Vicki Pollock was among those who donated coats for Project Homeless Connect in the parking lot between the Wyoming Food for Thought Project and the James Reeb Memorial Park.

Pollock handed them to volunteer Janet deVries, whose SUV was already stuffed with coats collected during the day.

The donations were part of the alternative to the annual march canceled due to COVID-19.

But changes wrought by the pandemic spurred some creativity.

Allison Maluchnik is the senior program manager for ServeWyoming, which coordinated the Equality Day/Martin Luther King Day of Service and Remembrance.

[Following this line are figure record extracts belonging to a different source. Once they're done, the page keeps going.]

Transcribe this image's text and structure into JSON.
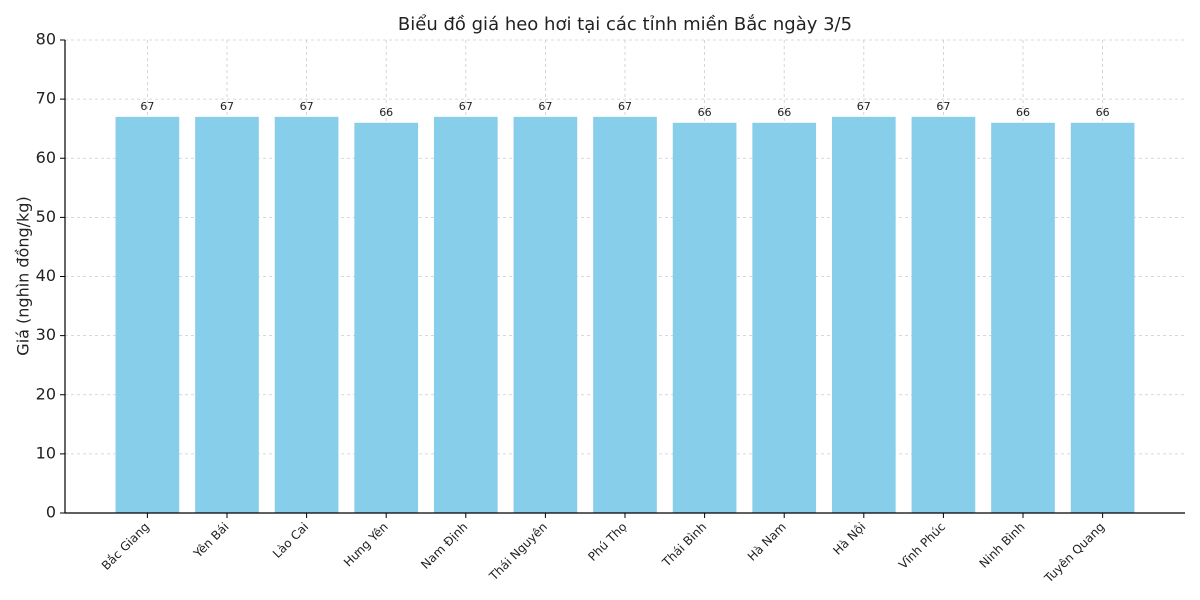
{
  "chart_data": {
    "type": "bar",
    "title": "Biểu đồ giá heo hơi tại các tỉnh miền Bắc ngày 3/5",
    "y_label": "Giá (nghìn đồng/kg)",
    "categories": [
      "Bắc Giang",
      "Yên Bái",
      "Lào Cai",
      "Hưng Yên",
      "Nam Định",
      "Thái Nguyên",
      "Phú Thọ",
      "Thái Bình",
      "Hà Nam",
      "Hà Nội",
      "Vĩnh Phúc",
      "Ninh Bình",
      "Tuyên Quang"
    ],
    "values": [
      67,
      67,
      67,
      66,
      67,
      67,
      67,
      66,
      66,
      67,
      67,
      66,
      66
    ],
    "color": "#87ceeb",
    "ylim": [
      0,
      80
    ],
    "yticks": [
      0,
      10,
      20,
      30,
      40,
      50,
      60,
      70,
      80
    ],
    "grid": true
  }
}
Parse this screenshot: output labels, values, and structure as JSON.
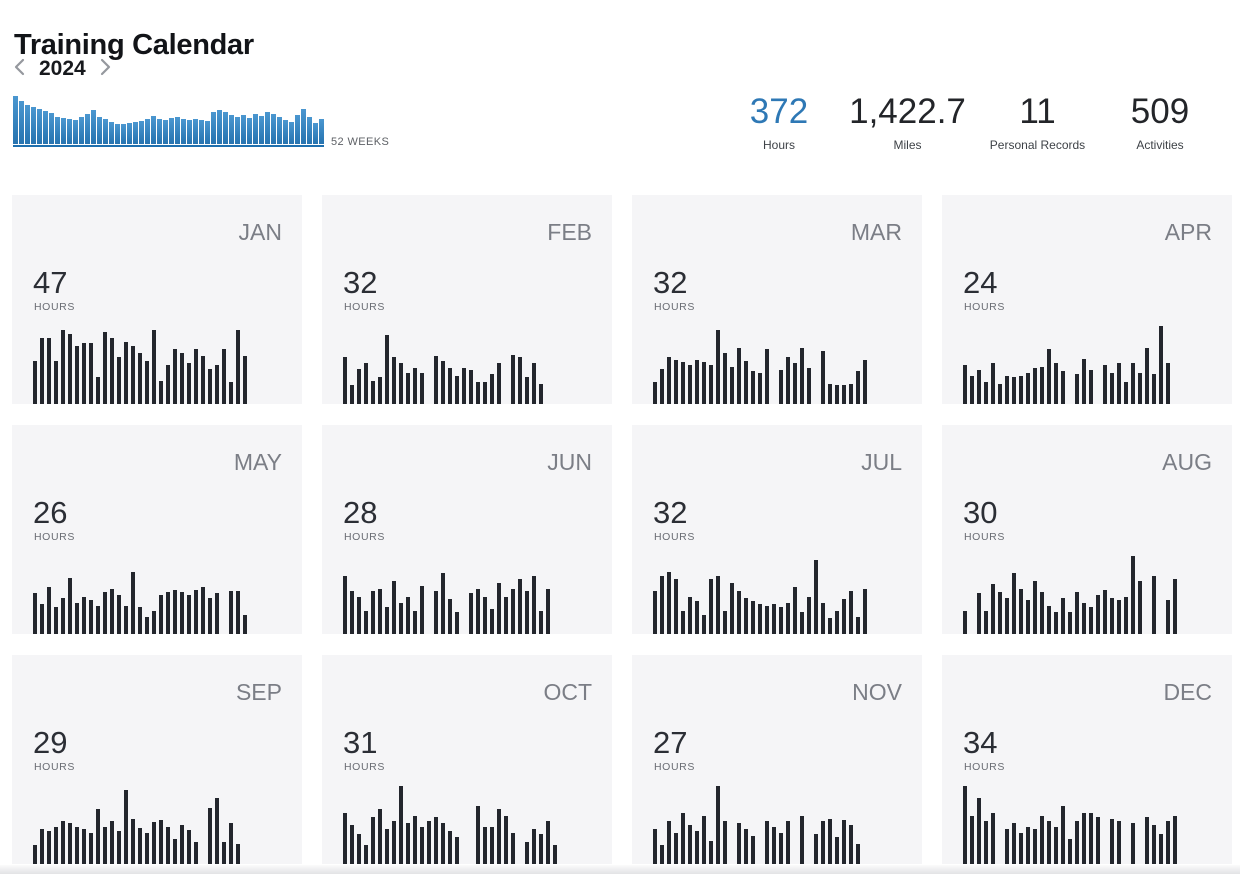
{
  "header": {
    "title": "Training Calendar",
    "year": "2024",
    "weeks_label": "52 WEEKS"
  },
  "stats": [
    {
      "value": "372",
      "label": "Hours",
      "accent": true
    },
    {
      "value": "1,422.7",
      "label": "Miles",
      "accent": false
    },
    {
      "value": "11",
      "label": "Personal Records",
      "accent": false
    },
    {
      "value": "509",
      "label": "Activities",
      "accent": false
    }
  ],
  "month_card": {
    "unit_label": "HOURS"
  },
  "colors": {
    "accent_blue": "#2e78b5",
    "spark_bar": "#3585c4",
    "spark_baseline": "#1e6fae",
    "day_bar": "#23262d",
    "card_bg": "#f5f5f7",
    "month_label_gray": "#7b7e86"
  },
  "chart_data": [
    {
      "id": "weekly-volume",
      "type": "bar",
      "title": "52 WEEKS",
      "xlabel": "week of year (Jan to Dec)",
      "ylabel": "relative weekly training volume (0-100, estimated from pixels)",
      "legend_position": "none",
      "grid": false,
      "values": [
        100,
        90,
        82,
        78,
        72,
        69,
        64,
        56,
        54,
        52,
        50,
        56,
        62,
        70,
        57,
        52,
        45,
        42,
        42,
        44,
        46,
        48,
        53,
        58,
        52,
        50,
        54,
        56,
        52,
        50,
        52,
        50,
        48,
        66,
        70,
        66,
        61,
        57,
        61,
        55,
        63,
        59,
        67,
        63,
        57,
        51,
        46,
        60,
        72,
        56,
        44,
        52
      ]
    },
    {
      "id": "jan",
      "type": "bar",
      "title": "JAN",
      "total_hours": 47,
      "xlabel": "day of month",
      "ylabel": "relative daily hours (0-100, estimated)",
      "values": [
        55,
        85,
        85,
        55,
        95,
        90,
        75,
        78,
        78,
        35,
        92,
        85,
        60,
        80,
        75,
        65,
        55,
        95,
        30,
        50,
        70,
        65,
        52,
        70,
        62,
        45,
        50,
        70,
        28,
        95,
        62
      ]
    },
    {
      "id": "feb",
      "type": "bar",
      "title": "FEB",
      "total_hours": 32,
      "xlabel": "day of month",
      "ylabel": "relative daily hours (0-100, estimated)",
      "values": [
        60,
        25,
        45,
        52,
        30,
        34,
        88,
        60,
        52,
        40,
        46,
        40,
        0,
        62,
        55,
        46,
        36,
        46,
        44,
        28,
        28,
        38,
        52,
        0,
        63,
        60,
        34,
        52,
        26
      ]
    },
    {
      "id": "mar",
      "type": "bar",
      "title": "MAR",
      "total_hours": 32,
      "xlabel": "day of month",
      "ylabel": "relative daily hours (0-100, estimated)",
      "values": [
        28,
        45,
        60,
        57,
        54,
        50,
        57,
        54,
        50,
        95,
        65,
        48,
        72,
        55,
        42,
        40,
        70,
        0,
        44,
        60,
        53,
        72,
        46,
        0,
        68,
        26,
        24,
        24,
        26,
        42,
        56
      ]
    },
    {
      "id": "apr",
      "type": "bar",
      "title": "APR",
      "total_hours": 24,
      "xlabel": "day of month",
      "ylabel": "relative daily hours (0-100, estimated)",
      "values": [
        50,
        36,
        44,
        28,
        52,
        26,
        36,
        34,
        36,
        40,
        46,
        48,
        70,
        52,
        42,
        0,
        38,
        58,
        44,
        0,
        50,
        40,
        52,
        28,
        52,
        40,
        72,
        38,
        100,
        52
      ]
    },
    {
      "id": "may",
      "type": "bar",
      "title": "MAY",
      "total_hours": 26,
      "xlabel": "day of month",
      "ylabel": "relative daily hours (0-100, estimated)",
      "values": [
        52,
        38,
        60,
        34,
        46,
        72,
        40,
        48,
        44,
        36,
        54,
        58,
        50,
        36,
        80,
        34,
        22,
        30,
        50,
        54,
        56,
        54,
        50,
        56,
        60,
        46,
        52,
        0,
        55,
        55,
        25
      ]
    },
    {
      "id": "jun",
      "type": "bar",
      "title": "JUN",
      "total_hours": 28,
      "xlabel": "day of month",
      "ylabel": "relative daily hours (0-100, estimated)",
      "values": [
        75,
        55,
        48,
        30,
        55,
        58,
        35,
        68,
        40,
        48,
        30,
        62,
        0,
        55,
        78,
        45,
        28,
        0,
        52,
        58,
        48,
        32,
        65,
        48,
        58,
        70,
        55,
        75,
        30,
        58
      ]
    },
    {
      "id": "jul",
      "type": "bar",
      "title": "JUL",
      "total_hours": 32,
      "xlabel": "day of month",
      "ylabel": "relative daily hours (0-100, estimated)",
      "values": [
        55,
        75,
        80,
        70,
        30,
        48,
        42,
        25,
        70,
        74,
        30,
        66,
        55,
        46,
        42,
        38,
        36,
        38,
        35,
        40,
        60,
        28,
        48,
        95,
        40,
        20,
        30,
        45,
        55,
        22,
        58
      ]
    },
    {
      "id": "aug",
      "type": "bar",
      "title": "AUG",
      "total_hours": 30,
      "xlabel": "day of month",
      "ylabel": "relative daily hours (0-100, estimated)",
      "values": [
        30,
        0,
        52,
        30,
        64,
        54,
        46,
        78,
        58,
        44,
        68,
        54,
        36,
        28,
        46,
        28,
        54,
        40,
        34,
        50,
        56,
        46,
        44,
        48,
        100,
        68,
        0,
        74,
        0,
        44,
        70
      ]
    },
    {
      "id": "sep",
      "type": "bar",
      "title": "SEP",
      "total_hours": 29,
      "xlabel": "day of month",
      "ylabel": "relative daily hours (0-100, estimated)",
      "values": [
        25,
        45,
        42,
        48,
        55,
        52,
        48,
        45,
        40,
        70,
        48,
        55,
        42,
        95,
        58,
        46,
        40,
        54,
        56,
        48,
        32,
        50,
        44,
        28,
        0,
        72,
        85,
        28,
        52,
        26
      ]
    },
    {
      "id": "oct",
      "type": "bar",
      "title": "OCT",
      "total_hours": 31,
      "xlabel": "day of month",
      "ylabel": "relative daily hours (0-100, estimated)",
      "values": [
        65,
        50,
        38,
        25,
        60,
        70,
        45,
        55,
        100,
        52,
        62,
        48,
        55,
        60,
        52,
        42,
        35,
        0,
        0,
        75,
        48,
        48,
        70,
        62,
        40,
        0,
        28,
        45,
        38,
        55,
        25
      ]
    },
    {
      "id": "nov",
      "type": "bar",
      "title": "NOV",
      "total_hours": 27,
      "xlabel": "day of month",
      "ylabel": "relative daily hours (0-100, estimated)",
      "values": [
        45,
        25,
        55,
        40,
        65,
        50,
        42,
        62,
        30,
        100,
        55,
        0,
        52,
        45,
        36,
        0,
        55,
        48,
        40,
        55,
        0,
        62,
        0,
        38,
        55,
        58,
        34,
        56,
        50,
        26
      ]
    },
    {
      "id": "dec",
      "type": "bar",
      "title": "DEC",
      "total_hours": 34,
      "xlabel": "day of month",
      "ylabel": "relative daily hours (0-100, estimated)",
      "values": [
        100,
        62,
        85,
        55,
        65,
        0,
        45,
        52,
        40,
        48,
        45,
        62,
        55,
        48,
        75,
        32,
        55,
        65,
        65,
        60,
        0,
        58,
        55,
        0,
        52,
        0,
        60,
        50,
        38,
        55,
        62
      ]
    }
  ]
}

"This year we couldn't have the march, and we couldn't have our usual ceremony, so we're doing all this online and virtual," Maluchnik said.

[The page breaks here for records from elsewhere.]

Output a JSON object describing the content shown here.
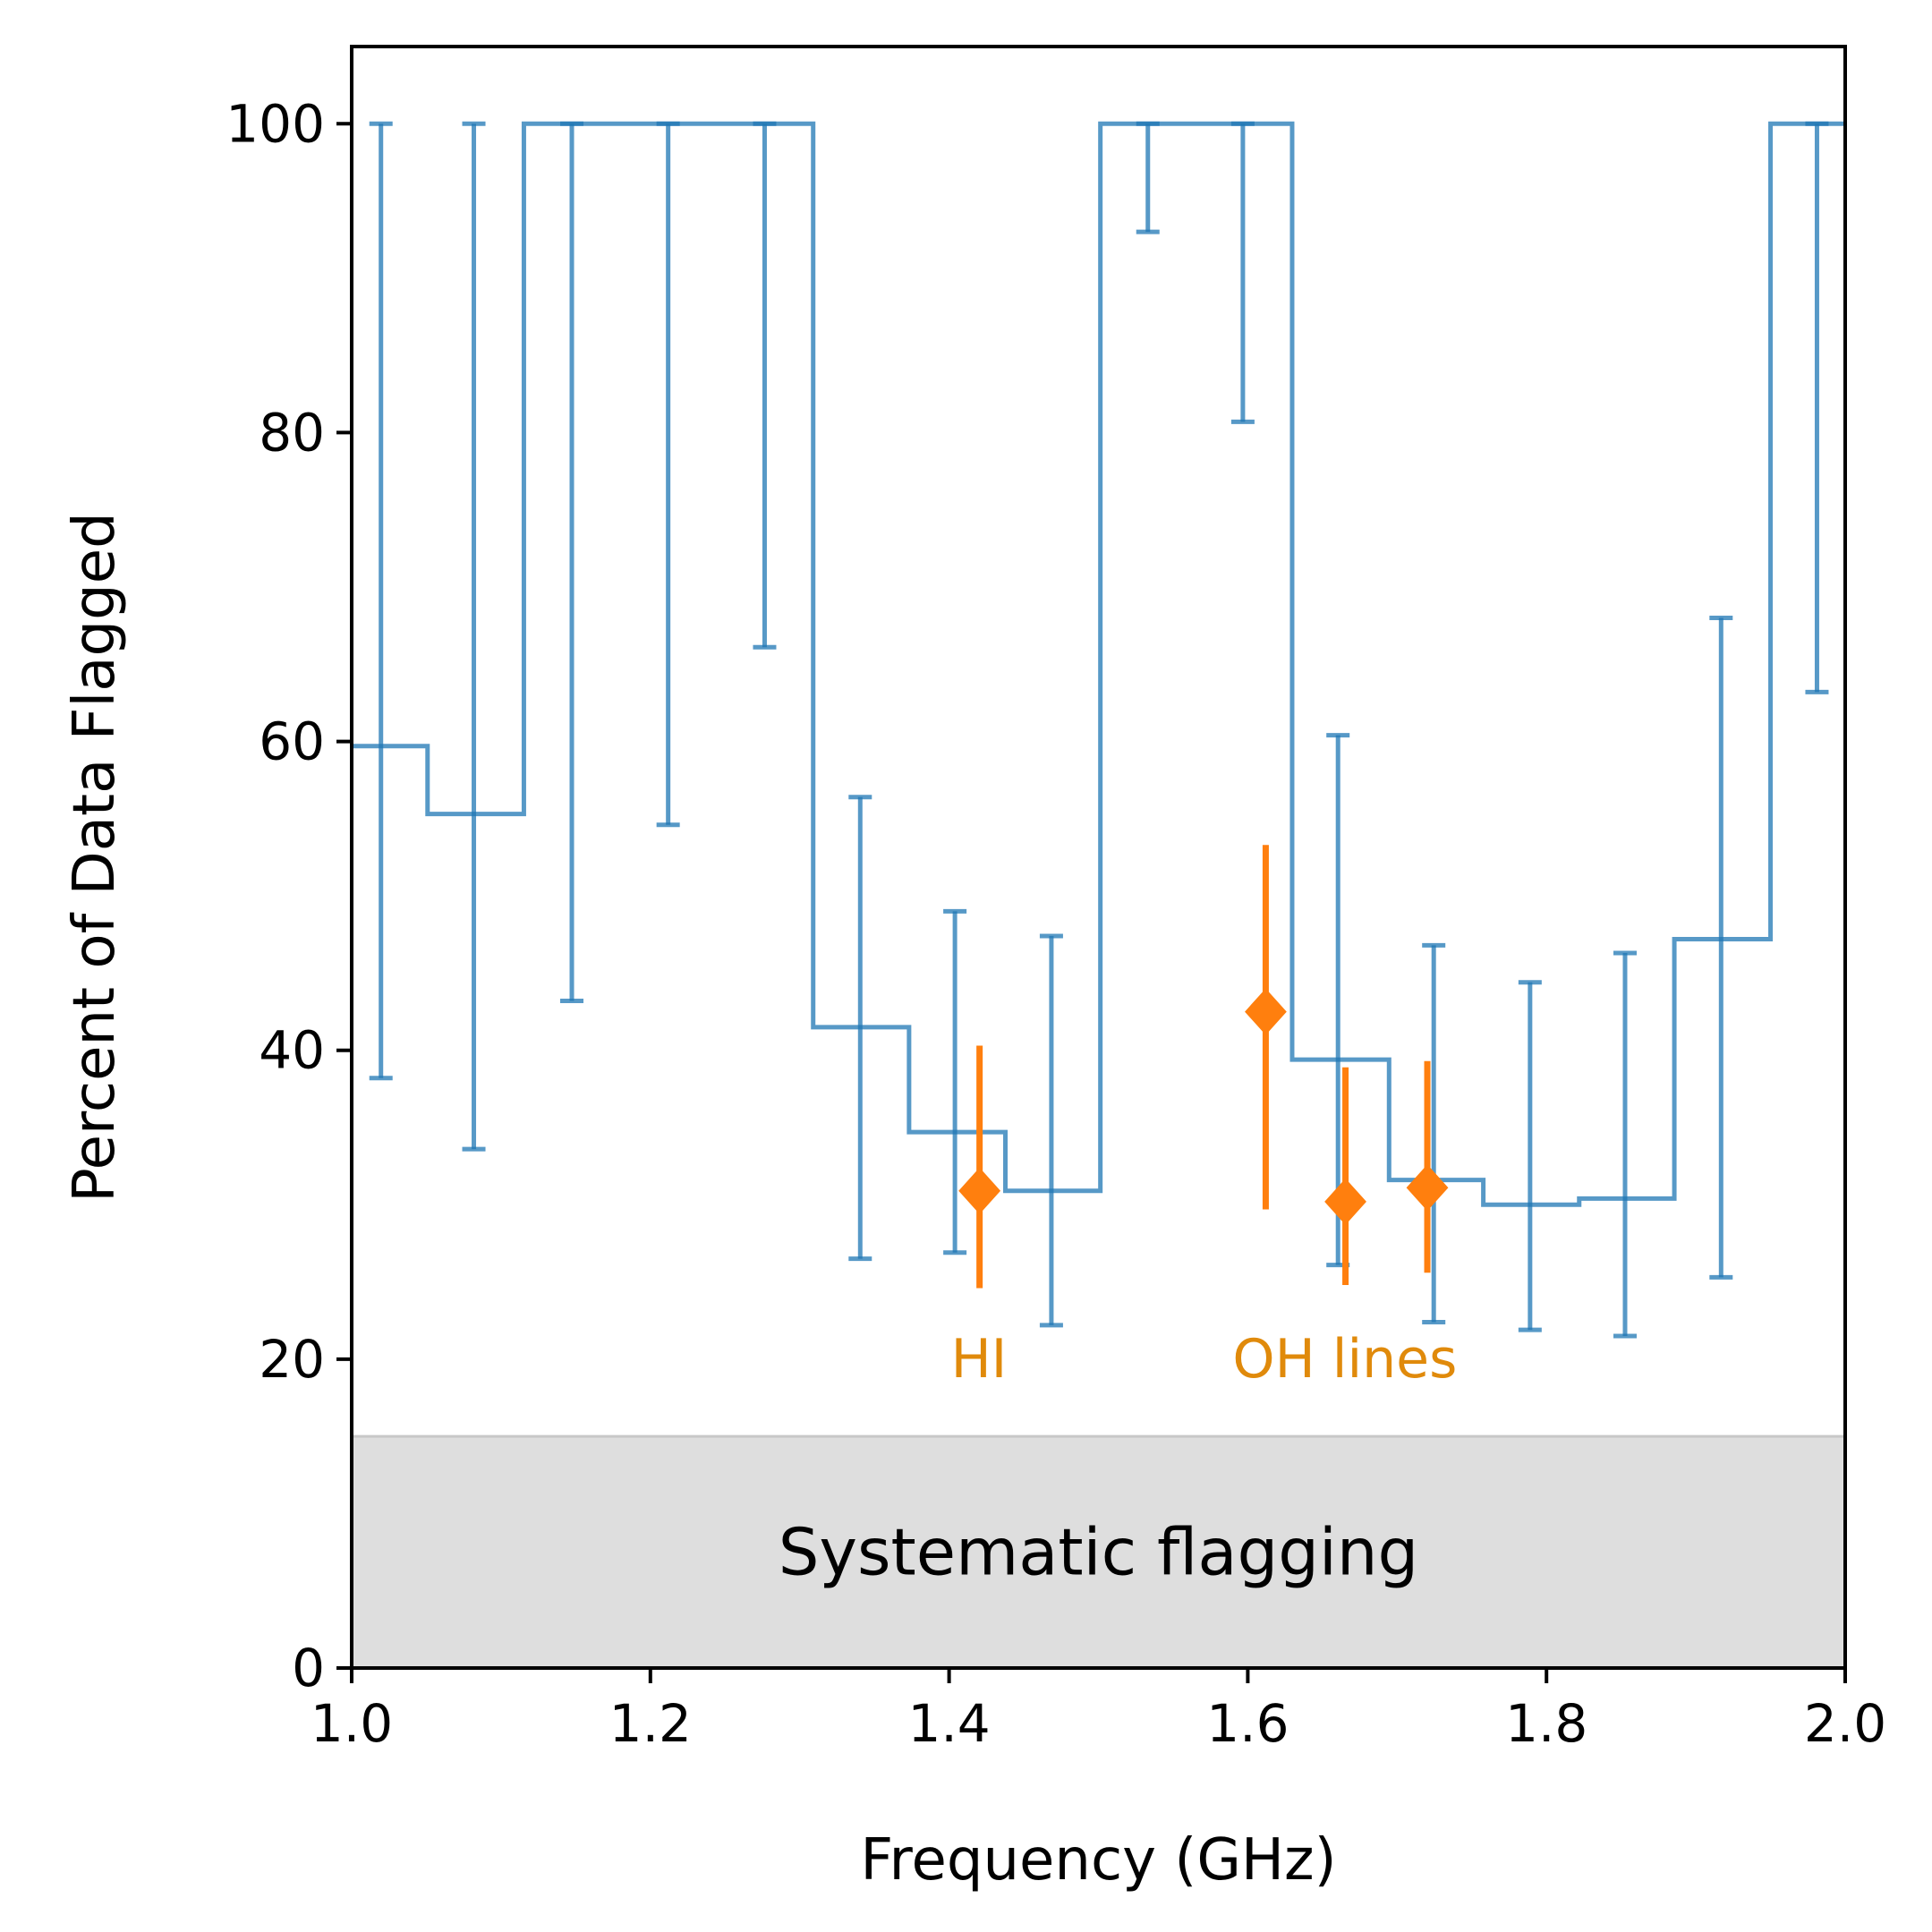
{
  "chart_data": {
    "type": "step-errorbar",
    "xlabel": "Frequency (GHz)",
    "ylabel": "Percent of Data Flagged",
    "xlim": [
      1.0,
      2.0
    ],
    "ylim": [
      0,
      105
    ],
    "xticks": [
      1.0,
      1.2,
      1.4,
      1.6,
      1.8,
      2.0
    ],
    "xtick_labels": [
      "1.0",
      "1.2",
      "1.4",
      "1.6",
      "1.8",
      "2.0"
    ],
    "yticks": [
      0,
      20,
      40,
      60,
      80,
      100
    ],
    "ytick_labels": [
      "0",
      "20",
      "40",
      "60",
      "80",
      "100"
    ],
    "grid": false,
    "colors": {
      "series": "#1f77b4",
      "lines": "#ff7f0e",
      "annotation": "#e08a0b",
      "band": "#dedede",
      "band_edge": "#c8c8c8"
    },
    "band": {
      "y_from": 0,
      "y_to": 15,
      "label": "Systematic flagging"
    },
    "series": [
      {
        "type": "step",
        "bins": [
          {
            "x0": 1.0,
            "x1": 1.0508,
            "x": 1.0196,
            "y": 59.7,
            "lo": 38.2,
            "hi": 100
          },
          {
            "x0": 1.0508,
            "x1": 1.1153,
            "x": 1.0818,
            "y": 55.3,
            "lo": 33.6,
            "hi": 100
          },
          {
            "x0": 1.1153,
            "x1": 1.1806,
            "x": 1.1474,
            "y": 100,
            "lo": 43.2,
            "hi": 100
          },
          {
            "x0": 1.1806,
            "x1": 1.2445,
            "x": 1.2119,
            "y": 100,
            "lo": 54.6,
            "hi": 100
          },
          {
            "x0": 1.2445,
            "x1": 1.309,
            "x": 1.2765,
            "y": 100,
            "lo": 66.1,
            "hi": 100
          },
          {
            "x0": 1.309,
            "x1": 1.3732,
            "x": 1.3405,
            "y": 41.5,
            "lo": 26.5,
            "hi": 56.4
          },
          {
            "x0": 1.3732,
            "x1": 1.4377,
            "x": 1.4039,
            "y": 34.7,
            "lo": 26.9,
            "hi": 49.0
          },
          {
            "x0": 1.4377,
            "x1": 1.5013,
            "x": 1.4685,
            "y": 30.9,
            "lo": 22.2,
            "hi": 47.4
          },
          {
            "x0": 1.5013,
            "x1": 1.5652,
            "x": 1.5331,
            "y": 100,
            "lo": 93.0,
            "hi": 100
          },
          {
            "x0": 1.5652,
            "x1": 1.6297,
            "x": 1.5967,
            "y": 100,
            "lo": 80.7,
            "hi": 100
          },
          {
            "x0": 1.6297,
            "x1": 1.6946,
            "x": 1.6604,
            "y": 39.4,
            "lo": 26.1,
            "hi": 60.4
          },
          {
            "x0": 1.6946,
            "x1": 1.7577,
            "x": 1.7245,
            "y": 31.6,
            "lo": 22.4,
            "hi": 46.8
          },
          {
            "x0": 1.7577,
            "x1": 1.8219,
            "x": 1.789,
            "y": 30.0,
            "lo": 21.9,
            "hi": 44.4
          },
          {
            "x0": 1.8219,
            "x1": 1.8856,
            "x": 1.8526,
            "y": 30.4,
            "lo": 21.5,
            "hi": 46.3
          },
          {
            "x0": 1.8856,
            "x1": 1.95,
            "x": 1.9169,
            "y": 47.2,
            "lo": 25.3,
            "hi": 68.0
          },
          {
            "x0": 1.95,
            "x1": 2.0,
            "x": 1.9811,
            "y": 100,
            "lo": 63.2,
            "hi": 100
          }
        ]
      },
      {
        "type": "scatter-errorbar",
        "marker": "diamond",
        "points": [
          {
            "x": 1.4204,
            "y": 30.9,
            "lo": 24.6,
            "hi": 40.3
          },
          {
            "x": 1.612,
            "y": 42.5,
            "lo": 29.7,
            "hi": 53.3
          },
          {
            "x": 1.6654,
            "y": 30.2,
            "lo": 24.8,
            "hi": 38.9
          },
          {
            "x": 1.7202,
            "y": 31.1,
            "lo": 25.6,
            "hi": 39.3
          }
        ]
      }
    ],
    "annotations": [
      {
        "text": "HI",
        "x": 1.42,
        "y": 20
      },
      {
        "text": "OH lines",
        "x": 1.665,
        "y": 20
      }
    ]
  }
}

The online virtual program this year focuses on the Casper Freedom Trail featurred on a map on ServeWyoming's website that marks 20 locations where the Black community and the civil rights movement made their marks in the community.

YouTube video recounts some of the events at those locations in more detail.

"As a Casper native and creating this project; there are so many stories from the Black community and how integral they were in the civil rights movement both locally and nationally," Maluchnik said.

"It was so eye-opening to go through these places and learn things about my own community, so we hope everyone else will have this same experience and learn more about the history of Casper," she said.

For example, Maluchnik knew of the civil rights activist the Rev. James Reeb, who was murdered by four men in Selma, Ala., in 1965, but learned far more after speaking with his granddaughter, she said.

One place new to her was a building at 1717 E. Yellowstone Highway that was the home of the Casper Colored Community Club, the Yellowstone Lodge Elks Club, a servicemen's club, and a meeting place.

In the video, Casper activist RC Johnson recounted that the building also was a meeting place for a Townsend Plan Club.

The club in Casper and thousands of others nationwide were the brainchild of Dr. Francis Townsend of California who proposed the Old Age Revolving Pension Plan, a private plan for people to contribute to the elderly. Its popularity pushed President Franklin Roosevelt to push Congress to create Social Security.